Die Fahrerin verdrehte die Augen und wandte sich mir zu. »Können wir Sie wenigstens mitnehmen? Wir wissen nicht genau, wo wir hinmüssen, aber Sie ins Trockene zu bringen, ist das Mindeste, was wir tun sollten, nachdem wir Sie fast überfahren hätten.«

Ihre Stimme war leise, und ihre Gesten zurückhaltend, was jedoch Absicht war.

Sie faszinierte mich, wie sie völlig durchnässt dastand und auf eine Antwort wartete.

»Alles gut. Ich habe es nicht weit nach Hause.« Zwar wohnte ich nicht so nah, wie ich es mir bei dem Wetter wünschte, doch ich wollte nicht mit dem nassen Hund in ihr Auto.

Ach verdammt. Ich war echt selten dämlich.
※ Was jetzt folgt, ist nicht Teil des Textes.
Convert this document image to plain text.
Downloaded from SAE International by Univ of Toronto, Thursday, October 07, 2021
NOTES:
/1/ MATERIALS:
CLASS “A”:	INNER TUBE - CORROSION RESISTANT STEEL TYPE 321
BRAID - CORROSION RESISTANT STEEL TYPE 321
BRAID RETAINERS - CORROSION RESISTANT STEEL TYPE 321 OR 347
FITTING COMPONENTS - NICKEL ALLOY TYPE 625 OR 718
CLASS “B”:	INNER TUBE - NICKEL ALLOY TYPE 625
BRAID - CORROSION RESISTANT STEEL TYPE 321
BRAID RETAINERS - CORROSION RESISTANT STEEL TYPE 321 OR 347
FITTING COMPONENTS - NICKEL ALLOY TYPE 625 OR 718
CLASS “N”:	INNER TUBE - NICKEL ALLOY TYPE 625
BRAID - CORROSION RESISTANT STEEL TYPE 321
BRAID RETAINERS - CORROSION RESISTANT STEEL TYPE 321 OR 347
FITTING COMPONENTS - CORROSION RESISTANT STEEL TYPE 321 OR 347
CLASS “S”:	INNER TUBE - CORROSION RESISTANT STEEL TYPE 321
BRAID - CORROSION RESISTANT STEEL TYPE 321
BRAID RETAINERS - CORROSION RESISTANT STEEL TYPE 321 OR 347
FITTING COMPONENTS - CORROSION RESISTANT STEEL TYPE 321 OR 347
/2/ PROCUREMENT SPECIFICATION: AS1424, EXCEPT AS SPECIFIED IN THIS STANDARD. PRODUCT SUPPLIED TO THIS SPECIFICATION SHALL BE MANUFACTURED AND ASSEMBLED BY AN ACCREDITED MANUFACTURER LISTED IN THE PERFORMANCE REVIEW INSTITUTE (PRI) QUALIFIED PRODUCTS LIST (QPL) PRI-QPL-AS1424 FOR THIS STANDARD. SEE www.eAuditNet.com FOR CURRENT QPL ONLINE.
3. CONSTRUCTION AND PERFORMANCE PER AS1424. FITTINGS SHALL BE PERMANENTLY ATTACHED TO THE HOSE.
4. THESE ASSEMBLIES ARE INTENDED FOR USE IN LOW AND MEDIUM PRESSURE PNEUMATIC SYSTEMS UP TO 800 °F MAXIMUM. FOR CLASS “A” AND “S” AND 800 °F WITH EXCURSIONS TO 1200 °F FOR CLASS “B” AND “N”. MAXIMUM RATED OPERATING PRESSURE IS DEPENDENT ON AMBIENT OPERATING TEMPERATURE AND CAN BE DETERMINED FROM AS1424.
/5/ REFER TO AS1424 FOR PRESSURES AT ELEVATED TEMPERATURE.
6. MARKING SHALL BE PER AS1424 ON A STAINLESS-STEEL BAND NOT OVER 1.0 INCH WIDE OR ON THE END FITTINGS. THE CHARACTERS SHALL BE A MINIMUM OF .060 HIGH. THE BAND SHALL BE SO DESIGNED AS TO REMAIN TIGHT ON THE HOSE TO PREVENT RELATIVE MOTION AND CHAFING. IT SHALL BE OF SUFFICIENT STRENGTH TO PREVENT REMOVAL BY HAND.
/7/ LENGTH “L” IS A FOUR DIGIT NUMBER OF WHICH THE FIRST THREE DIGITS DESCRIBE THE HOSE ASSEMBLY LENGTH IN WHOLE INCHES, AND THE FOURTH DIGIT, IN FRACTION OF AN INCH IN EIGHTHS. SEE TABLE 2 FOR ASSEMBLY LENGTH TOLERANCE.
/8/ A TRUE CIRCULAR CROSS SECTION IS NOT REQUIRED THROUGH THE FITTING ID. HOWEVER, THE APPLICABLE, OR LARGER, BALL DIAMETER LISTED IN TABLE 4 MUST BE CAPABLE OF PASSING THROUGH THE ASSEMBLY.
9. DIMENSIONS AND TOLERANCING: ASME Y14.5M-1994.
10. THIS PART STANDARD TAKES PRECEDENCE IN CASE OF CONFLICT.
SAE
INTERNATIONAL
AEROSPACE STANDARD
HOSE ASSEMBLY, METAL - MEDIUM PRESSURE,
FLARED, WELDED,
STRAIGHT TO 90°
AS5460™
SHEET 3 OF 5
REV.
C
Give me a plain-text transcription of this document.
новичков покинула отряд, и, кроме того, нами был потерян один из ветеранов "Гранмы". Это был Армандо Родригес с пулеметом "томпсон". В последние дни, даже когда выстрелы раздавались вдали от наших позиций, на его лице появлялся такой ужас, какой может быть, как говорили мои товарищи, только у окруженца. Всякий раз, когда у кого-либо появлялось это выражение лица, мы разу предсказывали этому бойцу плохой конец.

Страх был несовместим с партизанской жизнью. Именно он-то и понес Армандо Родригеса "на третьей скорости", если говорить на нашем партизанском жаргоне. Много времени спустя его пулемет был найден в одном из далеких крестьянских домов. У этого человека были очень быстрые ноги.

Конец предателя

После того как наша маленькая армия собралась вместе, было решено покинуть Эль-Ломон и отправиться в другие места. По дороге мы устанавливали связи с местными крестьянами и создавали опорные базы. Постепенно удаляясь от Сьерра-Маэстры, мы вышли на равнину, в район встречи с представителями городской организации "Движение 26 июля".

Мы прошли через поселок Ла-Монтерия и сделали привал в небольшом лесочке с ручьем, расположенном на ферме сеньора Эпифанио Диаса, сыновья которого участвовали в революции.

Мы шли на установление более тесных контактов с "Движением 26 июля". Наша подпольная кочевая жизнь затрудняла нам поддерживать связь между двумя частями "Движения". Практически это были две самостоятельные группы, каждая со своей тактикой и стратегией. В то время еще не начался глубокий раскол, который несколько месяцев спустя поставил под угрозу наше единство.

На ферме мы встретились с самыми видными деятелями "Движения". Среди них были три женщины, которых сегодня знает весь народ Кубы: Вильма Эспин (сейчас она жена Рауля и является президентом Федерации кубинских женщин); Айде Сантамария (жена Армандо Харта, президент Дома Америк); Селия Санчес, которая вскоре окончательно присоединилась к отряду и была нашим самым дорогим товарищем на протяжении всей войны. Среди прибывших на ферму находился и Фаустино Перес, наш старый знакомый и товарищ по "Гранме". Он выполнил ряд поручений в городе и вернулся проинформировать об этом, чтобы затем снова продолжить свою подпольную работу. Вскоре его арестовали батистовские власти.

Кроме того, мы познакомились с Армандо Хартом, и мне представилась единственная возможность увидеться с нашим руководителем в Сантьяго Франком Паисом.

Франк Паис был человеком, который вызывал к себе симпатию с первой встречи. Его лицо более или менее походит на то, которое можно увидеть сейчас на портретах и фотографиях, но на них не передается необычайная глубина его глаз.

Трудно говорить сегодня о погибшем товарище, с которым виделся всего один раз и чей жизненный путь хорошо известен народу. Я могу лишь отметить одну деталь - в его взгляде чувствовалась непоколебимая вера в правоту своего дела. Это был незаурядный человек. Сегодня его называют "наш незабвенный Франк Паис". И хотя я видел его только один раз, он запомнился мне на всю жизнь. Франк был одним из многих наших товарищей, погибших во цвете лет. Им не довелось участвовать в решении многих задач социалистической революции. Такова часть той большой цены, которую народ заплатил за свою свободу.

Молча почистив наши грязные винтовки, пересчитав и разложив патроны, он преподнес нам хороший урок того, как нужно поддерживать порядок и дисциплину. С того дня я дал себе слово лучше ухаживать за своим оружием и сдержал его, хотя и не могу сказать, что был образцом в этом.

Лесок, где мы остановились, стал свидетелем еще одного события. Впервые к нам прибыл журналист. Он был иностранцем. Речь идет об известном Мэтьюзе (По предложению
Meine Ablehnung hatte nichts damit zu tun, dass der nasse Köter ihren Rücksitz schmutzig machen würde.

Diese Frau reizte mich. Mit ihren großen Augen und dem feuchten T-Shirt brachte sie mich auf Gedanken, die zu verfolgen ich weder die Zeit noch die Energie hatte. Wenn meine Muse endlich wieder mit mir sprach, war das Letzte, was ich brauchte, Ablenkung. Und dieser Frau stand das Wort »Ablenkung« auf die Stirn geschrieben. Ich spürte es bei jedem fernen Donnergrollen.

Ich hatte einen Abgabetermin.

Und war schon zwanzigtausend Wörter in Verzug gewesen, bevor ich anderthalb Stunden Arbeitszeit damit verschwendet hatte, spazieren zu gehen.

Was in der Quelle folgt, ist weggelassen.